Fãs da Disney se uniram em peso contra os ataques racistas sofridos pela atriz, após o lançamento do trailer do filme no Youtube, onde atingiu 1 milhão de dislikes com falas agressivas, racistas e as falas normalizadas: “Não combinou Ariel com uma atriz negra.” E algumas matérias com tom neutro dizendo: A pequena sereia desagradou parte dos fãs que esperavam uma versão mais fiel a do desenho animado de 1989.
Vamos abrir estas narrativas… pois o racismo como estrutura de opressão é um sistema cultural de exclusão material e simbólico de pessoas negras. Em síntese, é a desumanização das pessoas negras não permitindo o reconhecimento como igualitário. Então não se pode imaginar sereias, elfos, seres míticos pretos, afinal, a exclusão também é simbólica e invade o campo da imaginação. Imagina negros e negras em situação de poder? Ou de protagonismo? Por isto, o estranhamento, o desagrado… sereia é bonita… então nesta lógica a beleza não é negra… e isto permite um internauta ir e embranquecer a Ariel de 2022, tornando-a branca, configurando um ataque ciber racista.

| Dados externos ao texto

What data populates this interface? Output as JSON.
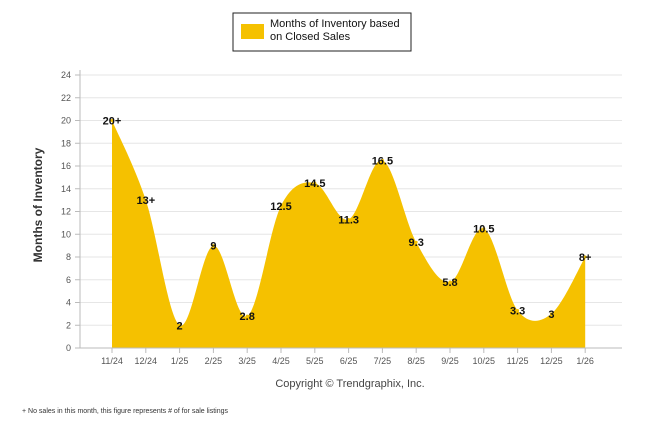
{
  "chart_data": {
    "type": "area",
    "title": "",
    "xlabel": "",
    "ylabel": "Months of Inventory",
    "ylim": [
      0,
      24
    ],
    "yticks": [
      "0",
      "2",
      "4",
      "6",
      "8",
      "10",
      "12",
      "14",
      "16",
      "18",
      "20",
      "22",
      "24"
    ],
    "grid": true,
    "legend_position": "top",
    "categories": [
      "11/24",
      "12/24",
      "1/25",
      "2/25",
      "3/25",
      "4/25",
      "5/25",
      "6/25",
      "7/25",
      "8/25",
      "9/25",
      "10/25",
      "11/25",
      "12/25",
      "1/26"
    ],
    "series": [
      {
        "name": "Months of Inventory based on Closed Sales",
        "legend_lines": [
          "Months of Inventory based",
          "on Closed Sales"
        ],
        "color": "#f5c100",
        "values": [
          20,
          13,
          2,
          9,
          2.8,
          12.5,
          14.5,
          11.3,
          16.5,
          9.3,
          5.8,
          10.5,
          3.3,
          3,
          8
        ],
        "labels": [
          "20+",
          "13+",
          "2",
          "9",
          "2.8",
          "12.5",
          "14.5",
          "11.3",
          "16.5",
          "9.3",
          "5.8",
          "10.5",
          "3.3",
          "3",
          "8+"
        ]
      }
    ]
  },
  "credit": "Copyright © Trendgraphix, Inc.",
  "footnote": "+ No sales in this month, this figure represents # of for sale listings",
  "colors": {
    "grid": "#e6e6e6",
    "axis": "#bbbbbb",
    "legend_border": "#222222"
  }
}
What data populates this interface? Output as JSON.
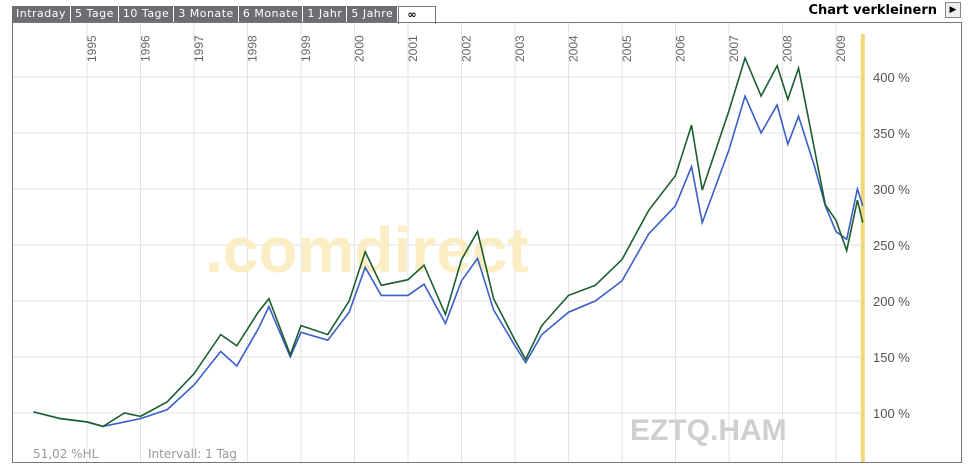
{
  "tabs": [
    "Intraday",
    "5 Tage",
    "10 Tage",
    "3 Monate",
    "6 Monate",
    "1 Jahr",
    "5 Jahre",
    "∞"
  ],
  "active_tab": "∞",
  "shrink_label": "Chart verkleinern",
  "watermark": ".comdirect",
  "symbol": "EZTQ.HAM",
  "footer": {
    "hl": "51,02 %HL",
    "interval": "Intervall: 1 Tag"
  },
  "colors": {
    "series1": "#1b5e2e",
    "series2": "#3a5fc8",
    "marker": "#f0d77a",
    "grid": "#e3e3e3"
  },
  "chart_data": {
    "type": "line",
    "xlim": [
      1993.6,
      2011.2
    ],
    "ylim": [
      55,
      449
    ],
    "x_ticks": [
      "1995",
      "1996",
      "1997",
      "1998",
      "1999",
      "2000",
      "2001",
      "2002",
      "2003",
      "2004",
      "2005",
      "2006",
      "2007",
      "2008",
      "2009"
    ],
    "y_ticks": [
      {
        "v": 100,
        "label": "100 %"
      },
      {
        "v": 150,
        "label": "150 %"
      },
      {
        "v": 200,
        "label": "200 %"
      },
      {
        "v": 250,
        "label": "250 %"
      },
      {
        "v": 300,
        "label": "300 %"
      },
      {
        "v": 350,
        "label": "350 %"
      },
      {
        "v": 400,
        "label": "400 %"
      }
    ],
    "grid": true,
    "marker_x": 2009.5,
    "series": [
      {
        "color": "#1b5e2e",
        "points": [
          [
            1994.0,
            101
          ],
          [
            1994.5,
            95
          ],
          [
            1995.0,
            92
          ],
          [
            1995.3,
            88
          ],
          [
            1995.7,
            100
          ],
          [
            1996.0,
            97
          ],
          [
            1996.5,
            110
          ],
          [
            1997.0,
            135
          ],
          [
            1997.5,
            170
          ],
          [
            1997.8,
            160
          ],
          [
            1998.2,
            190
          ],
          [
            1998.4,
            202
          ],
          [
            1998.8,
            152
          ],
          [
            1999.0,
            178
          ],
          [
            1999.5,
            170
          ],
          [
            1999.9,
            200
          ],
          [
            2000.2,
            244
          ],
          [
            2000.5,
            214
          ],
          [
            2001.0,
            219
          ],
          [
            2001.3,
            232
          ],
          [
            2001.7,
            188
          ],
          [
            2002.0,
            237
          ],
          [
            2002.3,
            262
          ],
          [
            2002.6,
            202
          ],
          [
            2003.0,
            165
          ],
          [
            2003.2,
            148
          ],
          [
            2003.5,
            178
          ],
          [
            2004.0,
            205
          ],
          [
            2004.5,
            214
          ],
          [
            2005.0,
            237
          ],
          [
            2005.5,
            281
          ],
          [
            2006.0,
            312
          ],
          [
            2006.3,
            357
          ],
          [
            2006.5,
            299
          ],
          [
            2007.0,
            370
          ],
          [
            2007.3,
            417
          ],
          [
            2007.6,
            383
          ],
          [
            2007.9,
            410
          ],
          [
            2008.1,
            380
          ],
          [
            2008.3,
            408
          ],
          [
            2008.6,
            335
          ],
          [
            2008.8,
            286
          ],
          [
            2009.0,
            272
          ],
          [
            2009.2,
            245
          ],
          [
            2009.4,
            290
          ],
          [
            2009.5,
            270
          ]
        ]
      },
      {
        "color": "#3a5fc8",
        "points": [
          [
            1994.0,
            101
          ],
          [
            1994.5,
            95
          ],
          [
            1995.0,
            92
          ],
          [
            1995.3,
            88
          ],
          [
            1995.7,
            92
          ],
          [
            1996.0,
            95
          ],
          [
            1996.5,
            103
          ],
          [
            1997.0,
            125
          ],
          [
            1997.5,
            155
          ],
          [
            1997.8,
            142
          ],
          [
            1998.2,
            175
          ],
          [
            1998.4,
            195
          ],
          [
            1998.8,
            150
          ],
          [
            1999.0,
            172
          ],
          [
            1999.5,
            165
          ],
          [
            1999.9,
            190
          ],
          [
            2000.2,
            230
          ],
          [
            2000.5,
            205
          ],
          [
            2001.0,
            205
          ],
          [
            2001.3,
            215
          ],
          [
            2001.7,
            180
          ],
          [
            2002.0,
            218
          ],
          [
            2002.3,
            238
          ],
          [
            2002.6,
            192
          ],
          [
            2003.0,
            160
          ],
          [
            2003.2,
            145
          ],
          [
            2003.5,
            170
          ],
          [
            2004.0,
            190
          ],
          [
            2004.5,
            200
          ],
          [
            2005.0,
            218
          ],
          [
            2005.5,
            260
          ],
          [
            2006.0,
            285
          ],
          [
            2006.3,
            320
          ],
          [
            2006.5,
            270
          ],
          [
            2007.0,
            335
          ],
          [
            2007.3,
            383
          ],
          [
            2007.6,
            350
          ],
          [
            2007.9,
            375
          ],
          [
            2008.1,
            340
          ],
          [
            2008.3,
            365
          ],
          [
            2008.6,
            320
          ],
          [
            2008.8,
            285
          ],
          [
            2009.0,
            262
          ],
          [
            2009.2,
            255
          ],
          [
            2009.4,
            300
          ],
          [
            2009.5,
            285
          ]
        ]
      }
    ]
  }
}
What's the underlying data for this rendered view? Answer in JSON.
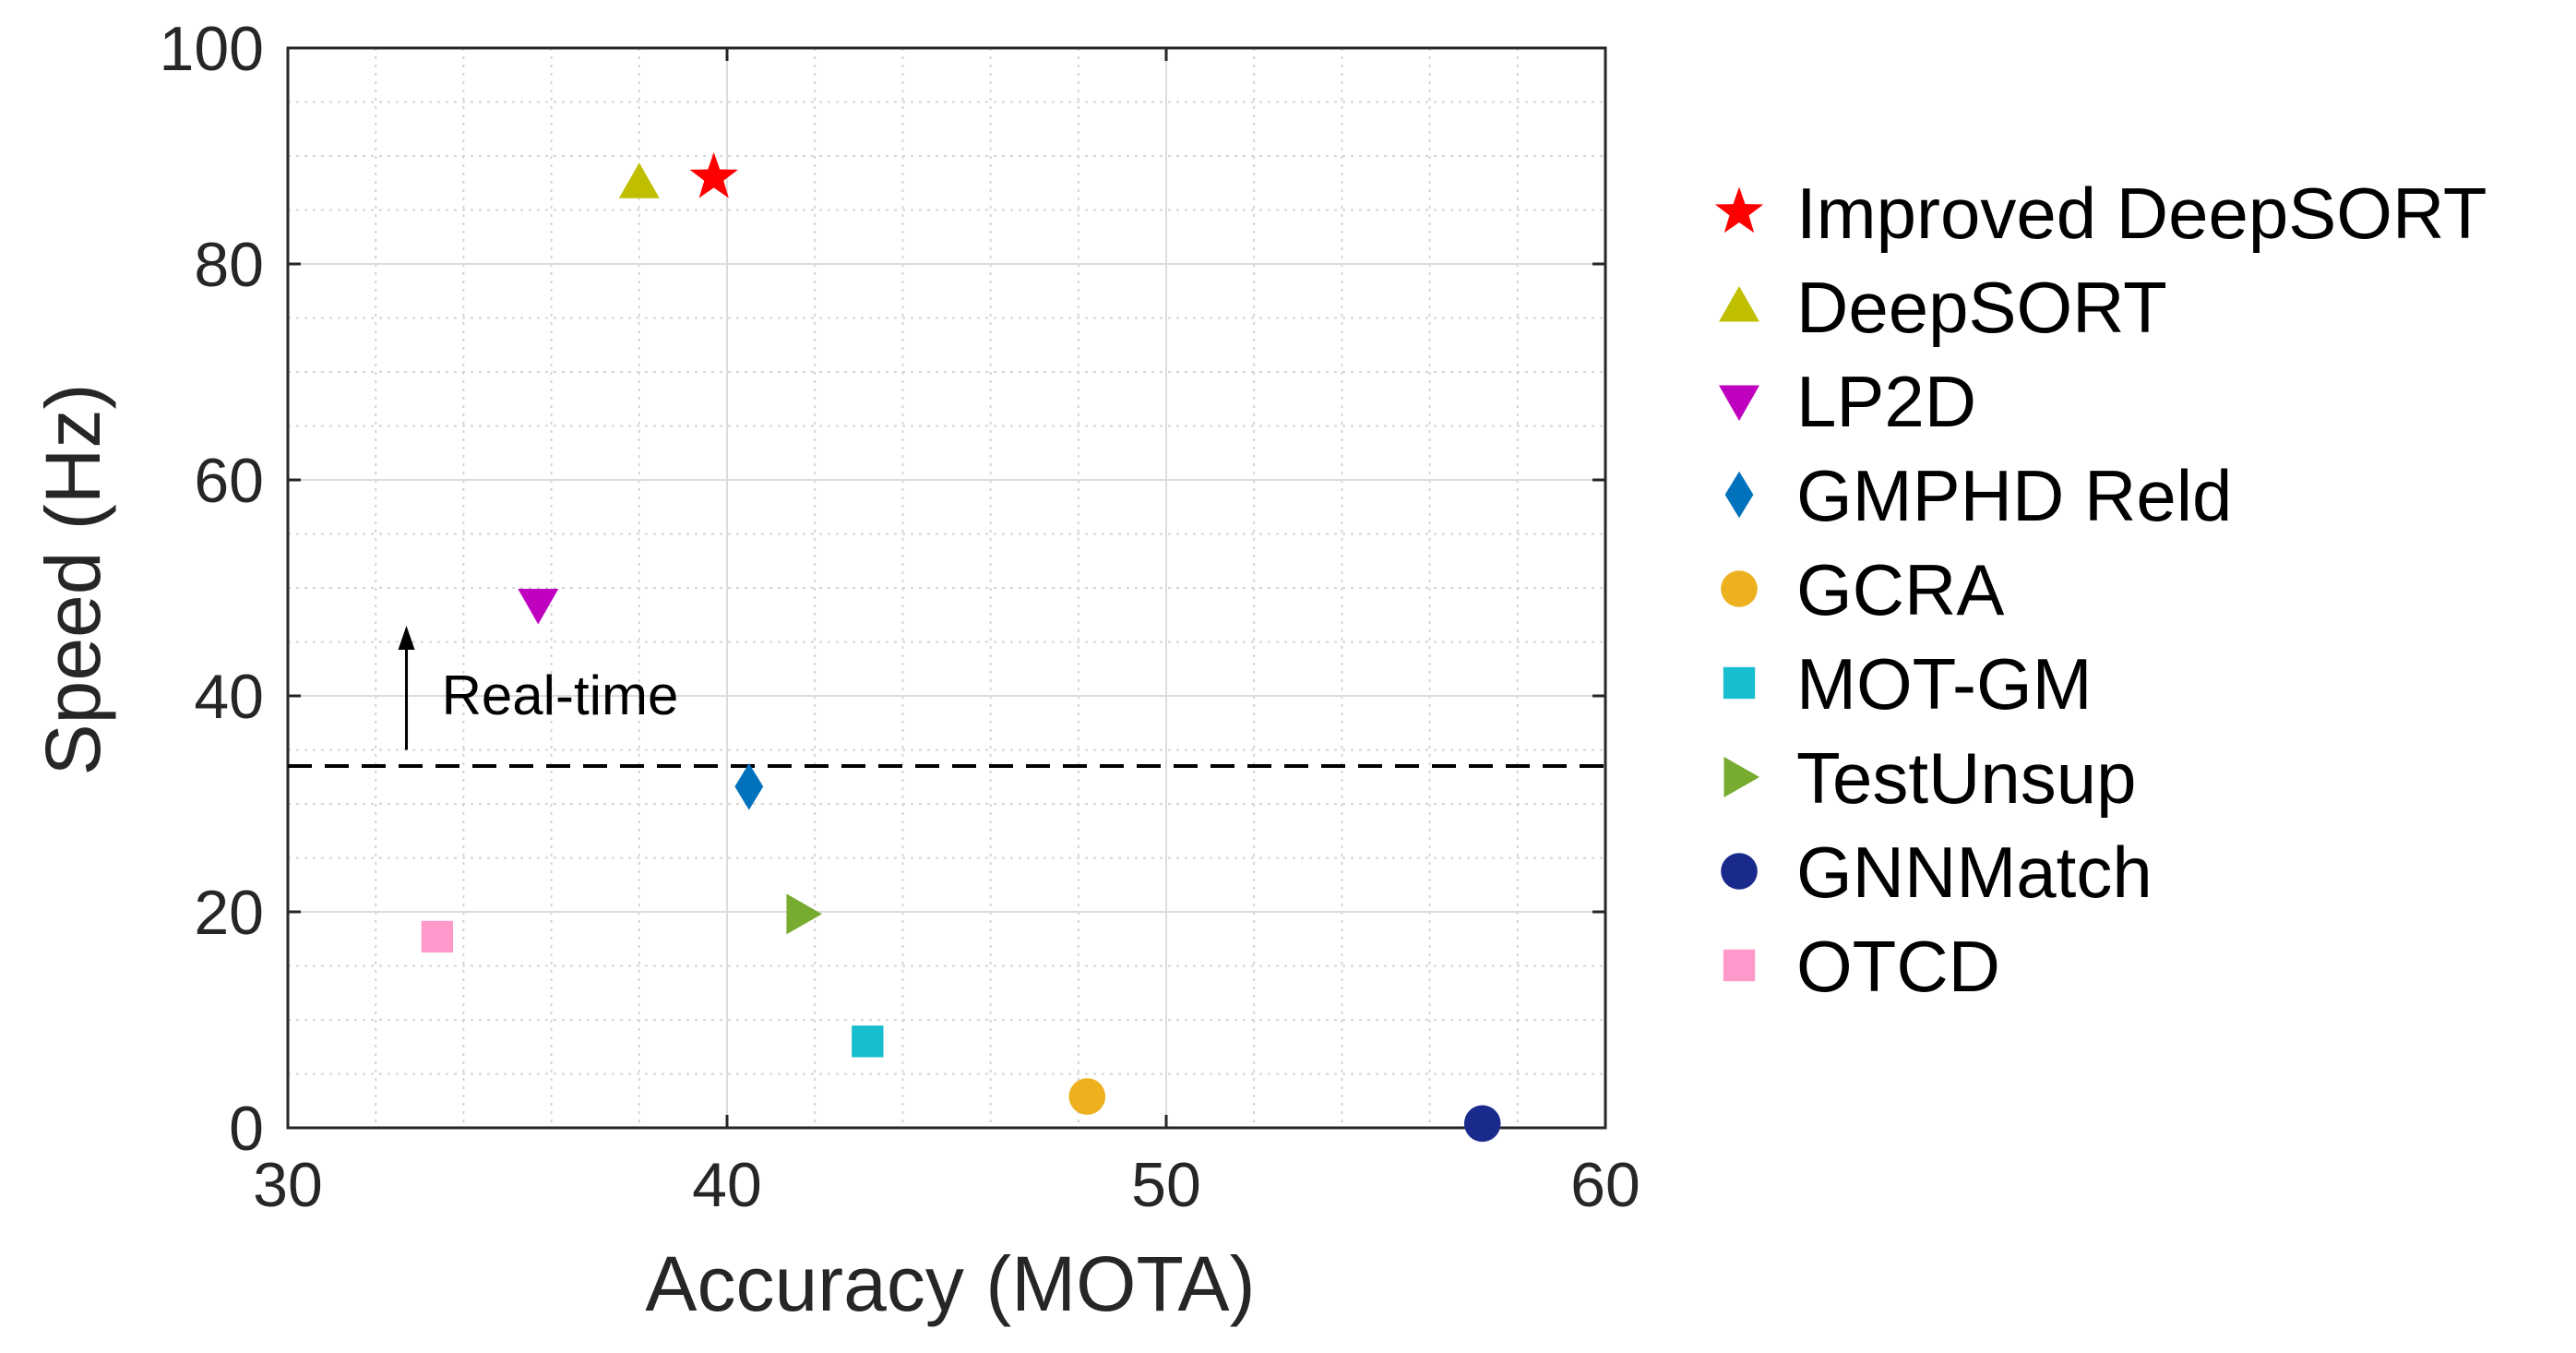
{
  "chart_data": {
    "type": "scatter",
    "xlabel": "Accuracy (MOTA)",
    "ylabel": "Speed (Hz)",
    "xlim": [
      30,
      60
    ],
    "ylim": [
      0,
      100
    ],
    "x_ticks": [
      30,
      40,
      50,
      60
    ],
    "y_ticks": [
      0,
      20,
      40,
      60,
      80,
      100
    ],
    "grid": true,
    "minor_grid": true,
    "legend_position": "outside-right",
    "reference_line": {
      "y": 33.5,
      "style": "dashed",
      "color": "#000000"
    },
    "annotation": {
      "text": "Real-time",
      "x": 33.5,
      "y": 40,
      "arrow_from_y": 35,
      "arrow_to_y": 46.5,
      "arrow_x": 32.7
    },
    "series": [
      {
        "name": "Improved DeepSORT",
        "x": 39.7,
        "y": 88.0,
        "marker": "star",
        "color": "#ff0000"
      },
      {
        "name": "DeepSORT",
        "x": 38.0,
        "y": 87.5,
        "marker": "triangle-up",
        "color": "#bfbf00"
      },
      {
        "name": "LP2D",
        "x": 35.7,
        "y": 48.5,
        "marker": "triangle-down",
        "color": "#bf00bf"
      },
      {
        "name": "GMPHD Reld",
        "x": 40.5,
        "y": 31.6,
        "marker": "diamond",
        "color": "#0072bd"
      },
      {
        "name": "GCRA",
        "x": 48.2,
        "y": 2.9,
        "marker": "circle",
        "color": "#edb120"
      },
      {
        "name": "MOT-GM",
        "x": 43.2,
        "y": 8.0,
        "marker": "square",
        "color": "#17becf"
      },
      {
        "name": "TestUnsup",
        "x": 41.7,
        "y": 19.8,
        "marker": "triangle-right",
        "color": "#77ac30"
      },
      {
        "name": "GNNMatch",
        "x": 57.2,
        "y": 0.4,
        "marker": "circle",
        "color": "#1a2a8c"
      },
      {
        "name": "OTCD",
        "x": 33.4,
        "y": 17.7,
        "marker": "square",
        "color": "#ff99cc"
      }
    ]
  }
}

O Twitter baniu o internauta, o Youtube retirou a contagem de dislikes, mas é possível ver no Google: 16 milhões de visualizações, 371 mil likes e 1,2 milhões de dislikes… Para quem acha que hoje estamos em outro patamar de modernidade e que racismo é mimimi, seguem dados. Segundo a máxima racionalista: contra fatos não há argumentos. Porém, as reações não são unânimes, mas ainda são expressivas. Do ponto de vista mercadológico, a repercussão está sendo positiva e posicionando a Disney em um campo de inovação e disrupção estética. Até dia 12 de setembro, “A Pequena Sereia” ganhou mais de 104 milhões de visualizações globais. O teaser passou de títulos da Disney como “Cruella”, “A Bela e a Fera”, “Alladin e Malévola”.
O VIDEO das reações das meninas negras vendo o trailer da “Pequena Sereia” emociona servindo como um instrumento de sensibilização e abertura para a temática, mas ainda precisamos explicar que sereias, princesas, rainhas podem ser pretas, ser lindas e serem felizes, serem humanas.
E para os endurecidos e supremacistas deixo a recomendação do vídeo da jovem influencer negra @gabyferraz postado em seu insta e compartilhado no site mundo negro: “Então depois de todos os africanos que vocês jogaram no mar, vocês ainda ficam surpresos com uma sereia preta?” É o recado seco e duro da geração Z para dar um norte na discussão. Reparação histórica, ainda teremos muito a conversar sobre isto. Mais um passo além de Pantera Negra, dos clipes de Beyoncé. E aguardem o filme da Viola Davis… novos imaginários estão sendo construídos através de narrativas midiáticas… por isto, incomoda tanto também. E esta conversa está só começando e ainda vai incomodar muito mais.
Por enquanto, digo: Obrigada, Disney… a Patricinha de 85 agradece que em 2023 é possível existir uma Ariel negra. Isto mostra o que aquela pequena menina negra tinha visão de futuro.